Lower Colne is a Local Wildlife Site (reference M059) designated by London as a Metropolitan Site of Importance for Nature Conservation (SINC). It is located in the Borough of Hillingdon and follows the course of two rivers, the River Colne and the Wraysbury River. This Local Wildlife Site extends from grassland just north of the M4 motorway to grassland adjacent to the A3113 road and includes Harmondsworth Moor Country Park, Orchard Farm and Heathrow Colne Valley Biodiversity Sites.

The River Colne and the Wraysbury River originate as chalk streams and support aquatic plants including river water-dropwort, great yellow-cress, and pennyroyal. The site includes wet meadows, flooded gravel pits, and ponds, that provide habitat for kingfisher and water vole, while the rivers support a diversity of fish, including dace, chub and barbel.

This site is described in T. Farino and M. Game, Nature Conservation in Hillingdon, Ecology Handbook Number 7 (London Ecology Unit, 1988).

== Harmondsworth Moor Country Park ==
Harmondsworth Moor Country Park is a nature reserve owned by London Borough of Hillingdon that was established through habitat restoration in the year 2000 and has since been managed by British Airways Plc in partnership with Glendale Countryside. Prior to the year 2000 this land was used for gravel extraction and for landfill.
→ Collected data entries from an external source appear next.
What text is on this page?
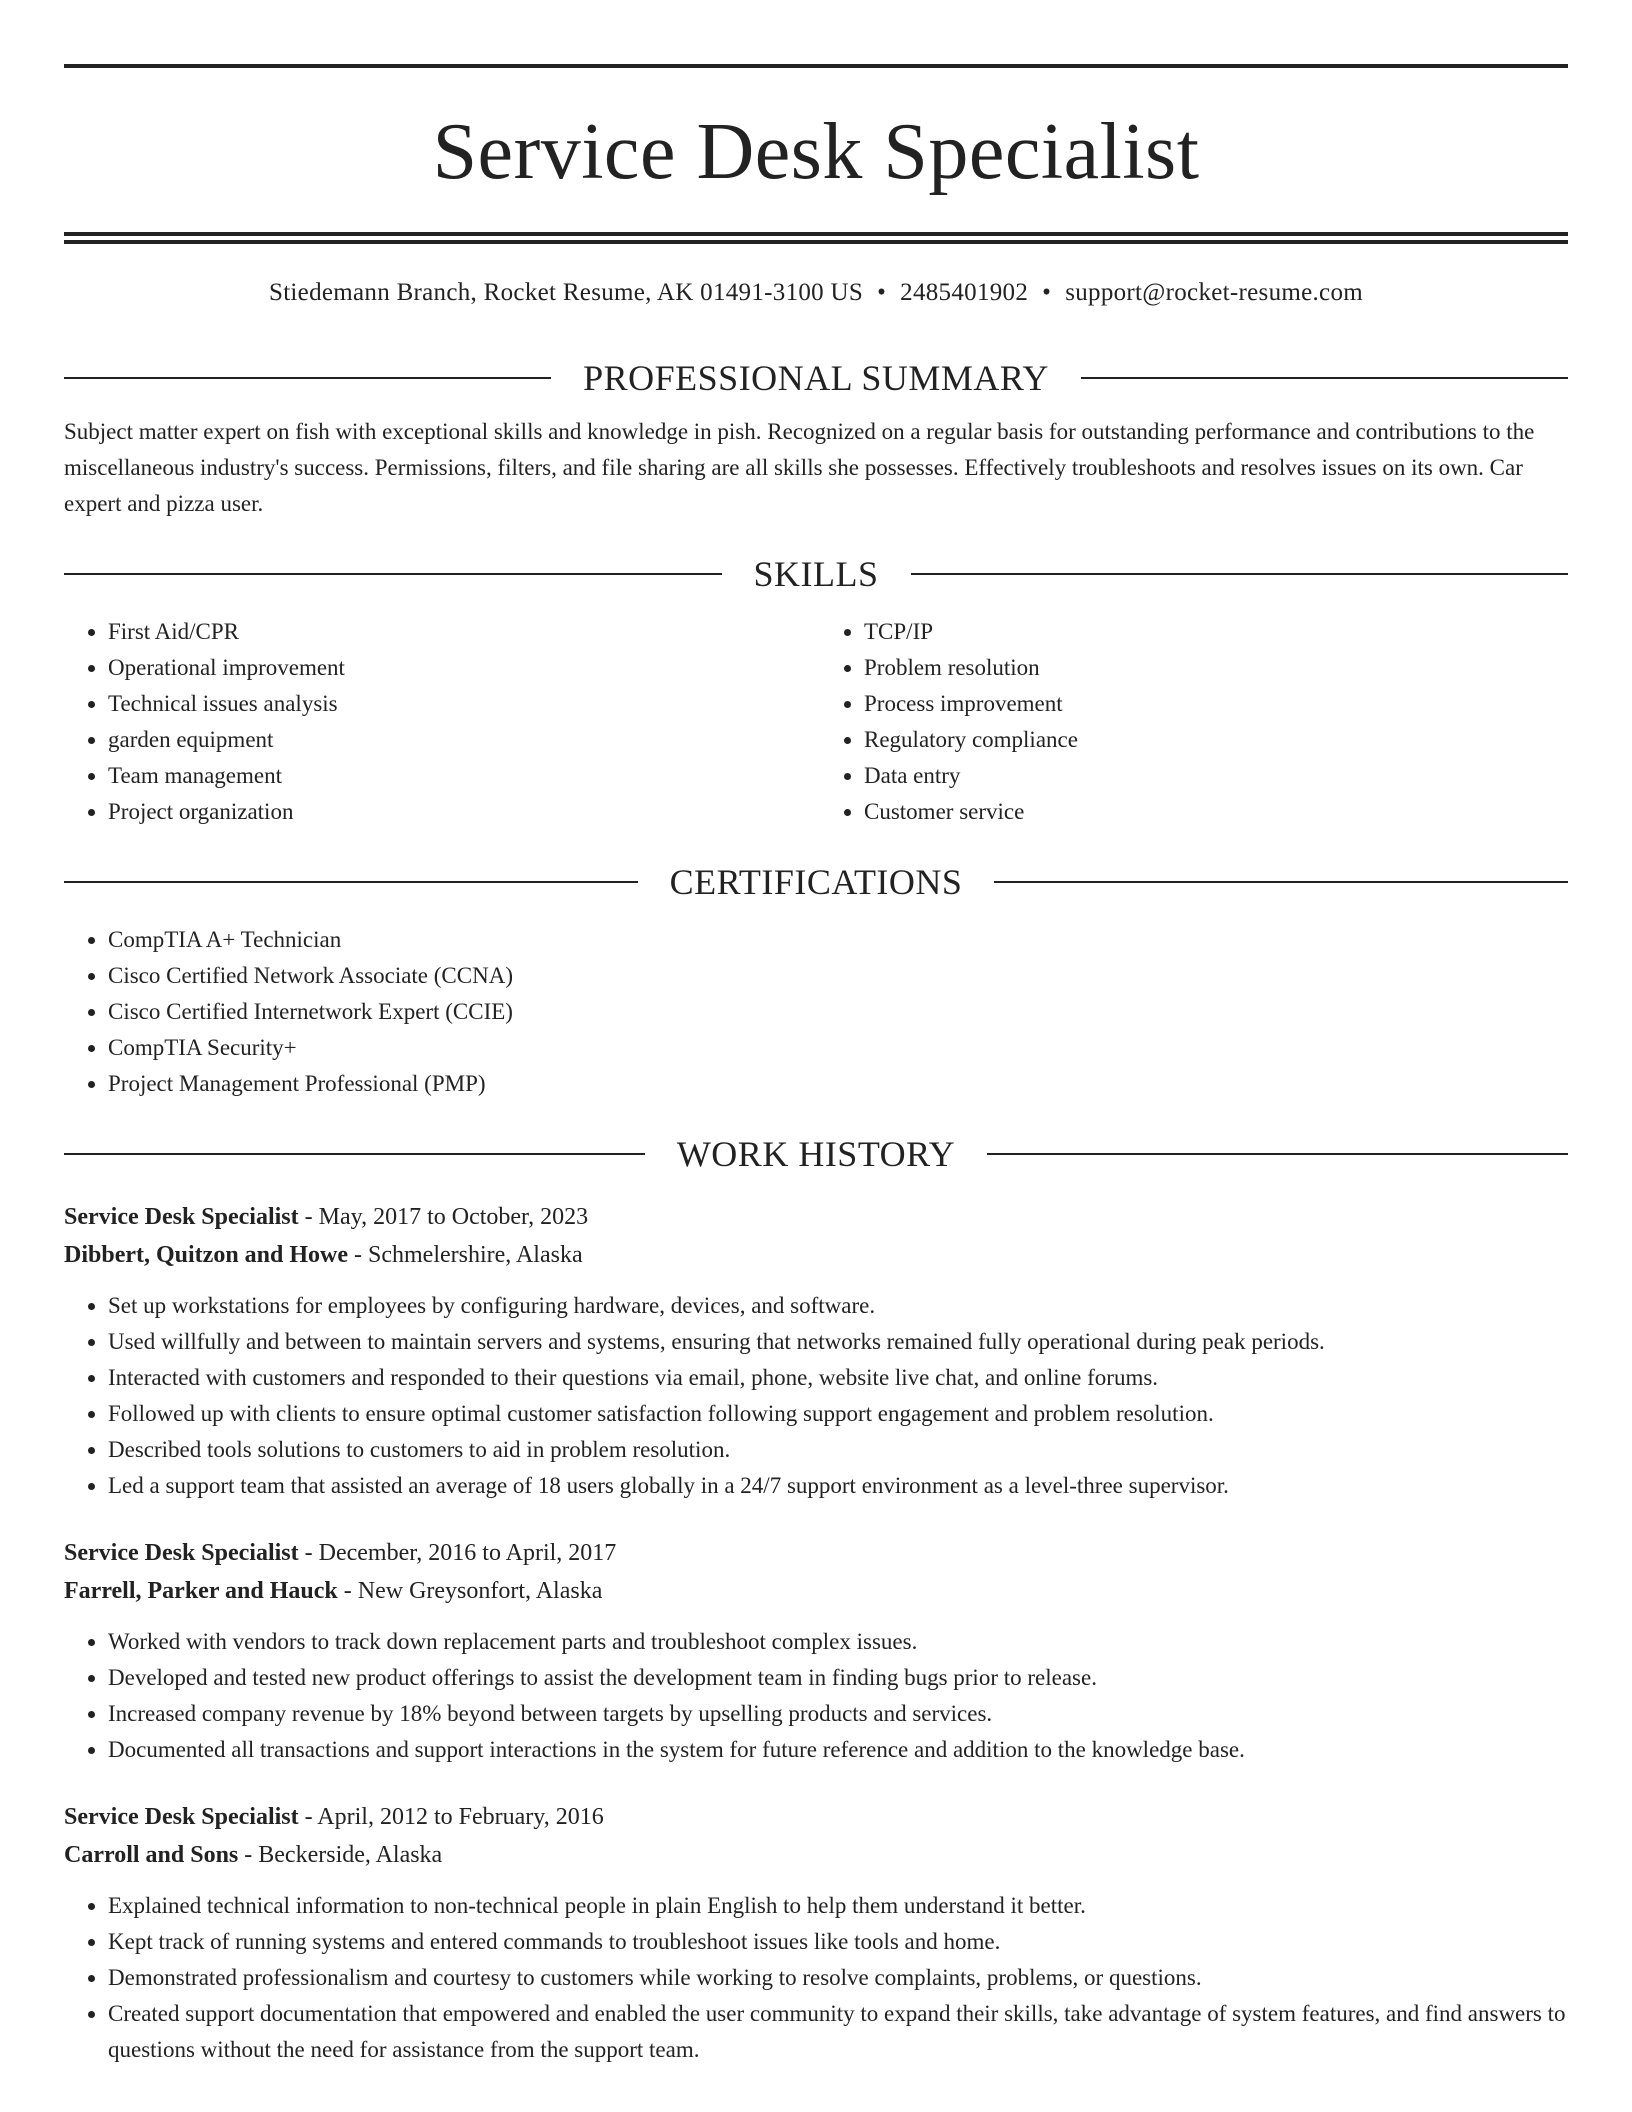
Service Desk Specialist
Stiedemann Branch, Rocket Resume, AK 01491-3100 US • 2485401902 • support@rocket-resume.com
PROFESSIONAL SUMMARY
Subject matter expert on fish with exceptional skills and knowledge in pish. Recognized on a regular basis for outstanding performance and contributions to the miscellaneous industry's success. Permissions, filters, and file sharing are all skills she possesses. Effectively troubleshoots and resolves issues on its own. Car expert and pizza user.
SKILLS
• First Aid/CPR
• Operational improvement
• Technical issues analysis
• garden equipment
• Team management
• Project organization
• TCP/IP
• Problem resolution
• Process improvement
• Regulatory compliance
• Data entry
• Customer service
CERTIFICATIONS
• CompTIA A+ Technician
• Cisco Certified Network Associate (CCNA)
• Cisco Certified Internetwork Expert (CCIE)
• CompTIA Security+
• Project Management Professional (PMP)
WORK HISTORY
Service Desk Specialist - May, 2017 to October, 2023
Dibbert, Quitzon and Howe - Schmelershire, Alaska
• Set up workstations for employees by configuring hardware, devices, and software.
• Used willfully and between to maintain servers and systems, ensuring that networks remained fully operational during peak periods.
• Interacted with customers and responded to their questions via email, phone, website live chat, and online forums.
• Followed up with clients to ensure optimal customer satisfaction following support engagement and problem resolution.
• Described tools solutions to customers to aid in problem resolution.
• Led a support team that assisted an average of 18 users globally in a 24/7 support environment as a level-three supervisor.
Service Desk Specialist - December, 2016 to April, 2017
Farrell, Parker and Hauck - New Greysonfort, Alaska
• Worked with vendors to track down replacement parts and troubleshoot complex issues.
• Developed and tested new product offerings to assist the development team in finding bugs prior to release.
• Increased company revenue by 18% beyond between targets by upselling products and services.
• Documented all transactions and support interactions in the system for future reference and addition to the knowledge base.
Service Desk Specialist - April, 2012 to February, 2016
Carroll and Sons - Beckerside, Alaska
• Explained technical information to non-technical people in plain English to help them understand it better.
• Kept track of running systems and entered commands to troubleshoot issues like tools and home.
• Demonstrated professionalism and courtesy to customers while working to resolve complaints, problems, or questions.
• Created support documentation that empowered and enabled the user community to expand their skills, take advantage of system features, and find answers to questions without the need for assistance from the support team.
Currently the site includes ponds lined by reed beds, meadows and there are patches of woodland where tree species include pedunculate oak. Along the rivers trees include crack willow. Orchid species recorded near Saxon Lake include pyramidal orchid and bee orchid. River water dropwort has been recorded in Wraysbury River in this country park. Lichen species in this park include Flavoparmelia soredians, Flavoparmelia caperata and Physcia adscendens.

== Orchard Farm ==
Orchard Farm is a small fenced area of wet grassland adjacent to the River Colne that includes a plot of land that was moved from the site where Heathrow Terminal 5 was constructed to preserve rare species present, including water avens. Currently plant species recorded there include Silaum silaus and Stellaria palustris. Grass snake has been recorded at this site.

== Heathrow Colne Valley Biodiversity Sites ==
Either side of the spur motorway between the M25 junction 14 and Heathrow Terminal 5 are meadows created by habitat restoration on spoil from the construction of Heathrow Terminal 5.  Ranunculus sceleratus has been recorded here. Such Heathrow biodiversity sites have won awards for their management.